Artikel 2.8 Subsidieplafond

Gedeputeerde Staten stellen het subsidieplafond voor subsidies als bedoeld in artikel 2.4 voor de periode genoemd in artikel 2.7 vast op € 5.000.000.

Artikel 2.9 Subsidiehoogte

  • 1  De hoogte van de subsidie bedraagt 2,5% van de subsidiabele kosten.

  • 2  Het percentage, genoemd in het eerste lid, wordt tot een maximum van 12,5% verhoogd naar gelang de mate waarin:

    • a.

       het project past binnen het beleid van de provincie Noord-Brabant ten aanzien van de thematische doelstelling van het Europese programma;

    • b.

       publieke cofinanciering of subsidie door een andere overheid wordt verstrekt voor het project.

  • 3  Het percentage, bedoeld in voorgaande leden, wordt gehanteerd onder het voorbehoud dat het totaal aan overheidsbijdragen die aangemerkt worden als staatssteun aan de subsidieontvanger, niet meer bedraagt dan wegens de gekozen Europese verordening ter rechtvaardiging van de staatssteun is toegestaan.

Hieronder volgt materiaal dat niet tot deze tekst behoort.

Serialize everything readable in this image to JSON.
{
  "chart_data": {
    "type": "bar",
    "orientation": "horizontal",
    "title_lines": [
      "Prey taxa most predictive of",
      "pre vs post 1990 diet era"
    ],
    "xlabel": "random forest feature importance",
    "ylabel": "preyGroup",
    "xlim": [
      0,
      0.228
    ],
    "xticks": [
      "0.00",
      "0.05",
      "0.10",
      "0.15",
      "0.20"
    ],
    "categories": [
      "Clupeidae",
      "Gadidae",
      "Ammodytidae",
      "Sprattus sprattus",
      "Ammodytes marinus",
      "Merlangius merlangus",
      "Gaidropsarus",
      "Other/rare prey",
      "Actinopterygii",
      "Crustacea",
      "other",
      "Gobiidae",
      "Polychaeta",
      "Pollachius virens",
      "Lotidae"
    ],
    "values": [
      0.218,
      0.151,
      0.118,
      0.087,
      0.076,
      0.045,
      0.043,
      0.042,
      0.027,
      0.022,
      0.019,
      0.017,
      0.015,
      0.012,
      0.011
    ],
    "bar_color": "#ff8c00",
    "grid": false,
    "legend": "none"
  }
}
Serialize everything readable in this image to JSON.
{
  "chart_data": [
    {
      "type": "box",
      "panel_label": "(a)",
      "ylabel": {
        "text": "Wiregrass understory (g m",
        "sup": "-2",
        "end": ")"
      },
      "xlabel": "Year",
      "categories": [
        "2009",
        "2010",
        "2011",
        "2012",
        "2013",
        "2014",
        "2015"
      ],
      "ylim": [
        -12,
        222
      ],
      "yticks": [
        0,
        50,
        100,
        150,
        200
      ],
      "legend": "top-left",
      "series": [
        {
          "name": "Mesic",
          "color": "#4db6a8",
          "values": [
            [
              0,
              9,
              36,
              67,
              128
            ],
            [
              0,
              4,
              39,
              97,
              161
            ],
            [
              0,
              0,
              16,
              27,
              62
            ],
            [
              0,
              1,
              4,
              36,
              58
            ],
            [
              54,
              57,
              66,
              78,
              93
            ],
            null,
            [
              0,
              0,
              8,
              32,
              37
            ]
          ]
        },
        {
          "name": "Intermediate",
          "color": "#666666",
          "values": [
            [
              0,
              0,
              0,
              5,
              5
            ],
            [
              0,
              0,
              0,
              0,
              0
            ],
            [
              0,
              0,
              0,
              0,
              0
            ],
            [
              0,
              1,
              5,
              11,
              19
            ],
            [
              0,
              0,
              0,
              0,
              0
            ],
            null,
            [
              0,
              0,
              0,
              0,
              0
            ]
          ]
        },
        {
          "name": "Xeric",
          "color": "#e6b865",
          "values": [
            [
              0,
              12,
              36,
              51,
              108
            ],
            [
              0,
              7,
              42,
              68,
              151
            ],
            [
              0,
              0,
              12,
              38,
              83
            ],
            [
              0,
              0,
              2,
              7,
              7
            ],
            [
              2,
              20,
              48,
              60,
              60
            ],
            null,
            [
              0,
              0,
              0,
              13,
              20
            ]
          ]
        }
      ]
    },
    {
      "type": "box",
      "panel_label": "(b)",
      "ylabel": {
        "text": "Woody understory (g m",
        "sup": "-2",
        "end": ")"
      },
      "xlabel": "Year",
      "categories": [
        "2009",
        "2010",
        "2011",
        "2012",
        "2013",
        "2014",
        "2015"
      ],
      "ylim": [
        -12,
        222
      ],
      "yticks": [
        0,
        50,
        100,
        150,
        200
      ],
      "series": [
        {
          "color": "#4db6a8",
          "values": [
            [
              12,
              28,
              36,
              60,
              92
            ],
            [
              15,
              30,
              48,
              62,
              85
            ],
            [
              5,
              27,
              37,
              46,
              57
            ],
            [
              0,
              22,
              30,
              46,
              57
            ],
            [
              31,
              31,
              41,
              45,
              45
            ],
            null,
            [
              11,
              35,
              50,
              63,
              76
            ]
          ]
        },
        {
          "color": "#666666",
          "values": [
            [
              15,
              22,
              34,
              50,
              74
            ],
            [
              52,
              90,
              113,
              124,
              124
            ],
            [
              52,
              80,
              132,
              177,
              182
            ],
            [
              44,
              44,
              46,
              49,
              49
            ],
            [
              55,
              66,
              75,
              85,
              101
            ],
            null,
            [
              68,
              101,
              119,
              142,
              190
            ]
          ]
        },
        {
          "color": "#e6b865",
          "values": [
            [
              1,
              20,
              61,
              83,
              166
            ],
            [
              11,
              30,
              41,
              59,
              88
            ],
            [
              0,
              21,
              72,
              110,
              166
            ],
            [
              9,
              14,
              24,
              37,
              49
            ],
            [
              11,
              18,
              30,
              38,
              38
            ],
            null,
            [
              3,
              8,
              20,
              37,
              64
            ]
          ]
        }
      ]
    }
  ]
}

Artikel 2.10 Verdeelcriteria

  • 1  Subsidie wordt verdeeld op volgorde van binnenkomst van de subsidieaanvragen.

  • 2  Indien een subsidieaanvraag nog niet volledig is, geldt voor het bepalen van de onderlinge rangschikking voor de verdeling van de subsidie de dag waarop de subsidieaanvraag volledig is als datum van binnenkomst

  • 3  Dreigt het subsidieplafond op enige dag te worden overschreden, dan vindt rangschikking van de op die dag binnengekomen volledige subsidieaanvragen plaats door middel van loting.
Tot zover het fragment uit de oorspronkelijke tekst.